WONOSOBO – Mien Sri Wahyuni (74), warga Desa Kalierang, Kecamatan Selomerto, Kabupaten Wonosobo, mengaku hidup dalam ketakutan setelah terus menerima tagihan utang senilai Rp 2,5 miliar yang menurutnya tidak pernah diajukan.
Selain menerima surat peringatan terkait kredit macet, rumah yang ditempatinya juga diketahui masuk dalam daftar lelang pada situs resmi perbankan.
“Ada setiap hari itu saya ketakutan ada orang datang nagih-nagih terus,” kata Mien, dikutip dari TribunJateng, Sabtu (20/6/2026).
Terima Surat Kredit Macet Secara Tiba-Tiba
Didampingi kuasa hukumnya, Mien menjelaskan bahwa persoalan tersebut mulai diketahui pada 2023 ketika dirinya menerima surat peringatan terakhir terkait kredit bermasalah.

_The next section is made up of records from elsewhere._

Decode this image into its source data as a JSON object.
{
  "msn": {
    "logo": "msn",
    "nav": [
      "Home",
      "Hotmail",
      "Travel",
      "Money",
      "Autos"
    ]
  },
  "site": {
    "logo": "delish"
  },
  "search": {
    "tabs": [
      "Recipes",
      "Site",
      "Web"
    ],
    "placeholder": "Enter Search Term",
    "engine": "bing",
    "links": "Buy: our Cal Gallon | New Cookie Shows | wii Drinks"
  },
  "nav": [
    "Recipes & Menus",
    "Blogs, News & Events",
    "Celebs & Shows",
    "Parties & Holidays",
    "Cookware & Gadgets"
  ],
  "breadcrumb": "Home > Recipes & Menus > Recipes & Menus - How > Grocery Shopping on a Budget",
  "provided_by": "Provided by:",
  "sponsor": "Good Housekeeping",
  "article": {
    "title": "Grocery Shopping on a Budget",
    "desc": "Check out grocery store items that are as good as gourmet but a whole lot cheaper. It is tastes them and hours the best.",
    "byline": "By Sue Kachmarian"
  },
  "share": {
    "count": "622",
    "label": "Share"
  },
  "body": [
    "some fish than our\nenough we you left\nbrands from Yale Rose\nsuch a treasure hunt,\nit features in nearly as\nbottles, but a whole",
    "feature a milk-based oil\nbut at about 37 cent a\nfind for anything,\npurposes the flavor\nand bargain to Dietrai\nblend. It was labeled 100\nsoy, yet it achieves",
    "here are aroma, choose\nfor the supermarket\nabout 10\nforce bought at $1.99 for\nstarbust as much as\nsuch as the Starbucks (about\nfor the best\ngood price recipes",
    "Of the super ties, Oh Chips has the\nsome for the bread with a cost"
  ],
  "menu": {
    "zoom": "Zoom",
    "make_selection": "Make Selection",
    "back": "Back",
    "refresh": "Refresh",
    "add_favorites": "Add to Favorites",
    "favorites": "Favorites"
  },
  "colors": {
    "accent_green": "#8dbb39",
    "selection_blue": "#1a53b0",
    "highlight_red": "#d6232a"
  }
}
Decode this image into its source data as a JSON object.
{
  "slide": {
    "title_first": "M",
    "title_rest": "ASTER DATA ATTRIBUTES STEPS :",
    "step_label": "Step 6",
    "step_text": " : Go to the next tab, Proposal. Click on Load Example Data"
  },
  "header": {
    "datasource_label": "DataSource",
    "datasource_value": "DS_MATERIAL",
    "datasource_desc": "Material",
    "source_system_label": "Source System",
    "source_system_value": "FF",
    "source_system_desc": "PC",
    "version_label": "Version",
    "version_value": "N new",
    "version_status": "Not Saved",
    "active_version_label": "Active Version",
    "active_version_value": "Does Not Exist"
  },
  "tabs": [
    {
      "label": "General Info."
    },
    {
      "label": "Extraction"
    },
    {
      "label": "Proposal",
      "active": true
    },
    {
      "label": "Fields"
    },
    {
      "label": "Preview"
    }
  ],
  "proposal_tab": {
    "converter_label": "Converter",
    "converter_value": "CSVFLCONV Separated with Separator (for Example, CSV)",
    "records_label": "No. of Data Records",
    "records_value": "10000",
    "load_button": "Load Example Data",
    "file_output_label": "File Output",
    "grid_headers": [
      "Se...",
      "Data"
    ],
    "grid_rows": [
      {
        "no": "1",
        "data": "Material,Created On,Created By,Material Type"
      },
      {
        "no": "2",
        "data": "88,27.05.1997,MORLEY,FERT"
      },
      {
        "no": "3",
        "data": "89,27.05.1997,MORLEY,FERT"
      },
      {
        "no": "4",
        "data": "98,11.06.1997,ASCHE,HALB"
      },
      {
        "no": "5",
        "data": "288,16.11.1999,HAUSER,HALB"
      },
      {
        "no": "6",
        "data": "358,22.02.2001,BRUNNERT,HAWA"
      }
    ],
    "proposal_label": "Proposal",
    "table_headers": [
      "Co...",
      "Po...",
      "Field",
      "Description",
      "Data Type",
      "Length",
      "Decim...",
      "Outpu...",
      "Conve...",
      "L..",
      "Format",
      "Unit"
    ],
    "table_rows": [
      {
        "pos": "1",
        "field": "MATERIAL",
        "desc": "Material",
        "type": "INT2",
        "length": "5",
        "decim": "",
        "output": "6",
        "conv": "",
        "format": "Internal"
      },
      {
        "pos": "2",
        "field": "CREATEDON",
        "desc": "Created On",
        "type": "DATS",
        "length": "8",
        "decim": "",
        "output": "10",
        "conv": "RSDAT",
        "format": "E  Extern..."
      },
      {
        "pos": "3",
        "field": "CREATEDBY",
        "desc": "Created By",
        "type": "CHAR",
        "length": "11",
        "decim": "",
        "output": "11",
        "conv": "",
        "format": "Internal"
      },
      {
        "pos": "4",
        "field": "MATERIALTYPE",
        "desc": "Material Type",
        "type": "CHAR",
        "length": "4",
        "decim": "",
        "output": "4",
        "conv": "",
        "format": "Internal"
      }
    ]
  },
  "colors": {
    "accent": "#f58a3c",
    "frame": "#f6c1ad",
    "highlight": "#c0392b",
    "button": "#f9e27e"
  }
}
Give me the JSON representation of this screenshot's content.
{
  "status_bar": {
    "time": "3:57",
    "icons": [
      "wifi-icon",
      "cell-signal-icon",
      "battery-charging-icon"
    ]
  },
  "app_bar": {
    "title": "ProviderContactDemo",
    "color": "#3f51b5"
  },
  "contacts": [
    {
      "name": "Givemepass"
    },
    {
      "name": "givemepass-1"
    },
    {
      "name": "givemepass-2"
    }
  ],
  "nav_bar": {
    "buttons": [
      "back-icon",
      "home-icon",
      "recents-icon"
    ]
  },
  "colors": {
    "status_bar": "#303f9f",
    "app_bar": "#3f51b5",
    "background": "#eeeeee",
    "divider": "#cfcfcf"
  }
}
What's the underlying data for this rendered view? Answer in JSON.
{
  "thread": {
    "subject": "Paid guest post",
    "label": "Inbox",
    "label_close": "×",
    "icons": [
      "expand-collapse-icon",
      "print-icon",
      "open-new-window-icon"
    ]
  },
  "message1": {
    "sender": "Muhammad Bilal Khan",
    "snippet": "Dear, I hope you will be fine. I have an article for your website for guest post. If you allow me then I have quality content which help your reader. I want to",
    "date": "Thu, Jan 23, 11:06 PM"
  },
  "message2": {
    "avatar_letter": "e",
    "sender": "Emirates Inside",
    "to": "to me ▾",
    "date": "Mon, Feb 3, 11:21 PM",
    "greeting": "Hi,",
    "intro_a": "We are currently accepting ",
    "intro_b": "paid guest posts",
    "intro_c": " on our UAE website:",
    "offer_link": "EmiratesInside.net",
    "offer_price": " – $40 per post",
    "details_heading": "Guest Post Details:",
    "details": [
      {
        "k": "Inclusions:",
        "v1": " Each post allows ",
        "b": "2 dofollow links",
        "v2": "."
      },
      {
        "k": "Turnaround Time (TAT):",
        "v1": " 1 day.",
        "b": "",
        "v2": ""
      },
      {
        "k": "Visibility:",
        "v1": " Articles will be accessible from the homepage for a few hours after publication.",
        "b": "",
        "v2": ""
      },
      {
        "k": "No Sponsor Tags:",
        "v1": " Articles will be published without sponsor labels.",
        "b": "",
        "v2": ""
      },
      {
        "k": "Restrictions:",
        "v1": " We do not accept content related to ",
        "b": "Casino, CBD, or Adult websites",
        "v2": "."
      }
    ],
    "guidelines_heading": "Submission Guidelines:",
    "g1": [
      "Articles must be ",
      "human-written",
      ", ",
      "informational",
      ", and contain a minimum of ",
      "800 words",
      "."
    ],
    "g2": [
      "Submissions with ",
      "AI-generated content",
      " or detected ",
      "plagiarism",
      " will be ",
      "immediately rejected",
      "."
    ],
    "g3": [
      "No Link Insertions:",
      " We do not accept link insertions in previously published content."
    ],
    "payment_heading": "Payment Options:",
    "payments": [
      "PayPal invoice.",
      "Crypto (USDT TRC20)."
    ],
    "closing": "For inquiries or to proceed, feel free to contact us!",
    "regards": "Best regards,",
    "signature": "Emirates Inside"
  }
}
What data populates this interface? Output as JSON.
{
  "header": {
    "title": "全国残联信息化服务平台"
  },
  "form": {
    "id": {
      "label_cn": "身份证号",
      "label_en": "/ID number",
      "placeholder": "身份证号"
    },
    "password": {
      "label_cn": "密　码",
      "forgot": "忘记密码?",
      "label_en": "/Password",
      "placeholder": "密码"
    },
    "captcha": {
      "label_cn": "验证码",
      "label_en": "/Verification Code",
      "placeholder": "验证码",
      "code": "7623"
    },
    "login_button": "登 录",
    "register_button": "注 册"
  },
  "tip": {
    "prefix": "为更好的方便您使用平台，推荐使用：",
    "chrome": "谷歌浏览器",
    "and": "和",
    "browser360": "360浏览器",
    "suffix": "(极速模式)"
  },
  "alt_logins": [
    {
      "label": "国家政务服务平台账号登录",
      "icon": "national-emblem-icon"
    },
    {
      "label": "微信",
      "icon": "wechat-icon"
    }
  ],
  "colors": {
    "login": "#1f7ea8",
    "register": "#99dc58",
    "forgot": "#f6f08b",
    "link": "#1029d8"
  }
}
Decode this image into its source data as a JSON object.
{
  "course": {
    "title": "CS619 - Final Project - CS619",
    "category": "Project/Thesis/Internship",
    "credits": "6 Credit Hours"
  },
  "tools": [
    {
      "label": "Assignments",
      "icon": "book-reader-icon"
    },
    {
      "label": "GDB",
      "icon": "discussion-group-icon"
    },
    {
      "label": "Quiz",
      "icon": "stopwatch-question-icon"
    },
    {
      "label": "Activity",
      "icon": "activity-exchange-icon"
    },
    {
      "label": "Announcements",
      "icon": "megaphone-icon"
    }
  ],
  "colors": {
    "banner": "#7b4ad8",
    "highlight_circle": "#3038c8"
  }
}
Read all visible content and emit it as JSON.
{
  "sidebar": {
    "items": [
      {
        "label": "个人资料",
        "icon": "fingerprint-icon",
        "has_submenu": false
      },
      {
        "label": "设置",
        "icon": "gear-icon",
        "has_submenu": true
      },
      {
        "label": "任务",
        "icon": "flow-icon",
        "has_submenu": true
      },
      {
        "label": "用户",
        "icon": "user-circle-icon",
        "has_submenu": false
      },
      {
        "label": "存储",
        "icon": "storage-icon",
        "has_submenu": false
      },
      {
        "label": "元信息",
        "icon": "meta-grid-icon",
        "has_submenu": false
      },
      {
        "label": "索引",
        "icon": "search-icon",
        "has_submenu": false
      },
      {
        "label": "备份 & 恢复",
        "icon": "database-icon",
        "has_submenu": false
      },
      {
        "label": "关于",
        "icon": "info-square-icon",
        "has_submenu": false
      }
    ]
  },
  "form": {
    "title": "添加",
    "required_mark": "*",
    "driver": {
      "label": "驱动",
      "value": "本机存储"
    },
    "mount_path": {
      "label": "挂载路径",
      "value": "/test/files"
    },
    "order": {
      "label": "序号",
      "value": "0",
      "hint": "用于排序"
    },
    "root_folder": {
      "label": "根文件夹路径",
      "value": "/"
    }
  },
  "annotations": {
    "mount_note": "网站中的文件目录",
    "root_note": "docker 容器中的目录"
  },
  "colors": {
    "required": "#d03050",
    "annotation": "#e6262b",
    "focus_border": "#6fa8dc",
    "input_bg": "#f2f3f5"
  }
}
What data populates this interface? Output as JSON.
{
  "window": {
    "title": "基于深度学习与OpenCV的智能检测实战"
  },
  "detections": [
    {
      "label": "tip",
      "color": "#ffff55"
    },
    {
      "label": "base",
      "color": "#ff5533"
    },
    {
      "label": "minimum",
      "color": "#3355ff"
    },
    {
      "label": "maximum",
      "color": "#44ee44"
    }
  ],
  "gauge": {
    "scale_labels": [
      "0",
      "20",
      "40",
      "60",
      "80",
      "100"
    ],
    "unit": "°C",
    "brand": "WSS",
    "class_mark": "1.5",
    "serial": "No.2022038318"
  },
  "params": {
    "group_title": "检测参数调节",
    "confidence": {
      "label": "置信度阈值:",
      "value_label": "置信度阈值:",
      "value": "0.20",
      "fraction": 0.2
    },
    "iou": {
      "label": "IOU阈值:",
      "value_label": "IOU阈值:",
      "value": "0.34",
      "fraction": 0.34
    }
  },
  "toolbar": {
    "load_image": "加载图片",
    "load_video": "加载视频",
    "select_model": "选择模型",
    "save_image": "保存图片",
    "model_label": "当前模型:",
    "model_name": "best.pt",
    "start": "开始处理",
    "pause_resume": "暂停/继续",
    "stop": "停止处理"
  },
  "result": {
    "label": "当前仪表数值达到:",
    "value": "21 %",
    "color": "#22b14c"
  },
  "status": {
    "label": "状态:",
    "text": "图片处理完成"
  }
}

“Tahun 2023 mendapatkan surat peringatan terakhir kredit macet nilainya Rp 2,5 miliar,” ujar Mien.
Ia mengaku terkejut karena tidak pernah mengajukan pinjaman maupun menggunakan fasilitas kredit sebagaimana tercantum dalam surat tersebut.
Setelah ditelusuri, utang tersebut disebut berasal dari proses kredit perbankan. Namun, Mien menegaskan tidak mengetahui keberadaan pinjaman tersebut.
“Saya ngga tahu, karena saya nggak punya rekening, ngga punya ATM, nggak punya buku tabungan, nggak tahu bank, apalagi mengajukan pinjaman,” tandasnya.
Bantah Pernah Mengajukan Kredit di Hadapan Notaris
Dalam dokumen yang diterimanya, terdapat akta pengajuan kredit yang disebut telah ditandatangani.
Namun, Mien membantah pernah hadir di hadapan notaris untuk mengurus pengajuan kredit tersebut.